In my experience, from what I’ve seen, people to feel something in your music. People can tell when it’s faked or phoned in. When you start putting that filter up, and having that view on things, it starts to colour everything, and dull everything. Everything becomes a lot less genuine. I’d be curious to pick Derek and Jake and everyone else’s brain about it because everyone has their own way of thinking about things.

I think there’s something to be said about raw, unfiltered emotion.

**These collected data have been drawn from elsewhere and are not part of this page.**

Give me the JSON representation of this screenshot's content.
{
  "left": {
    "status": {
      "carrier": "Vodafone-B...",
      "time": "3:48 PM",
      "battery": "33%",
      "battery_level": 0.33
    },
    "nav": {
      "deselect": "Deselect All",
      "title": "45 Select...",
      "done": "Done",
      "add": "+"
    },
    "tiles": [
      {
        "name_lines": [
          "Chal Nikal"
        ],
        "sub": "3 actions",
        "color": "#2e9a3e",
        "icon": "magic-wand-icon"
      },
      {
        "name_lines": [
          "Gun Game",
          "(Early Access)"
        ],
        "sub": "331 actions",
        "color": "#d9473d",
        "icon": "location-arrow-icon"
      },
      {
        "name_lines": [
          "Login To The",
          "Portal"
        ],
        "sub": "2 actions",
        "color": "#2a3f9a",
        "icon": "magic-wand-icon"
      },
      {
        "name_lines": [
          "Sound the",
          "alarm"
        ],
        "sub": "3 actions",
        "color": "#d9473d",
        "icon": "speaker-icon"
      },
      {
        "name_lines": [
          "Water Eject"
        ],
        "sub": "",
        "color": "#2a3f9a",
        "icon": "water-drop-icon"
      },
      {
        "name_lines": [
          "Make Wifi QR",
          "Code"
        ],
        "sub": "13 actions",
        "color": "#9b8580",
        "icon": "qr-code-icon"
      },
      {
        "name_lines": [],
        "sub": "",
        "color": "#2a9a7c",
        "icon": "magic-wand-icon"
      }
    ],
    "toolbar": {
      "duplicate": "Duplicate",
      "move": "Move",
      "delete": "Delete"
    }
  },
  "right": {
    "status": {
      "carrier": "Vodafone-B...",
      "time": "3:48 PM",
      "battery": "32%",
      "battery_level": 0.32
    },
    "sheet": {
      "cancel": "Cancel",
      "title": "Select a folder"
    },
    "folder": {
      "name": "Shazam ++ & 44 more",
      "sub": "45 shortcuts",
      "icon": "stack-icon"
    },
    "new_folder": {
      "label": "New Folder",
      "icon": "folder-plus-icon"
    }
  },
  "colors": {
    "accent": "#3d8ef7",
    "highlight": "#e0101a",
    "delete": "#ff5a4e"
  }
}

Let me put it to you like this. Not long ago, when we were doing the 10-year Anniversary tour for A Lesson In Romantics, we were with Zack and Kenneth who recorded that album and recorded a lot of Sunnyland too. Kenneth said to me, and I’ll never forget it. Easily one of our most popular songs to date is Miserable At Best. Kenneth was saying had we of known that Miserable was going to be the ‘hit’ or our biggest song, we would have done so much more to that song. We would have added all these strings, probably scrutinised every aspect of it and that would have probably killed it. All that filtering would suck it of any authenticity. The worst thing you can do when you’re creating is over think things.
The Neversphere: When are you guys in town to perform Sunnyland for your Australian fans? It’s been a minute since the 10th-anniversary tour.
Alex: Oh, not soon enough. Hopefully, we’ll be there very soon. We’re hammering all that out now as we speak. Everyone in the band, we all love Australia and touring there so much. I’m excited to come back as soon as I can…

…It’ll happen, I’m not sure when, but soon.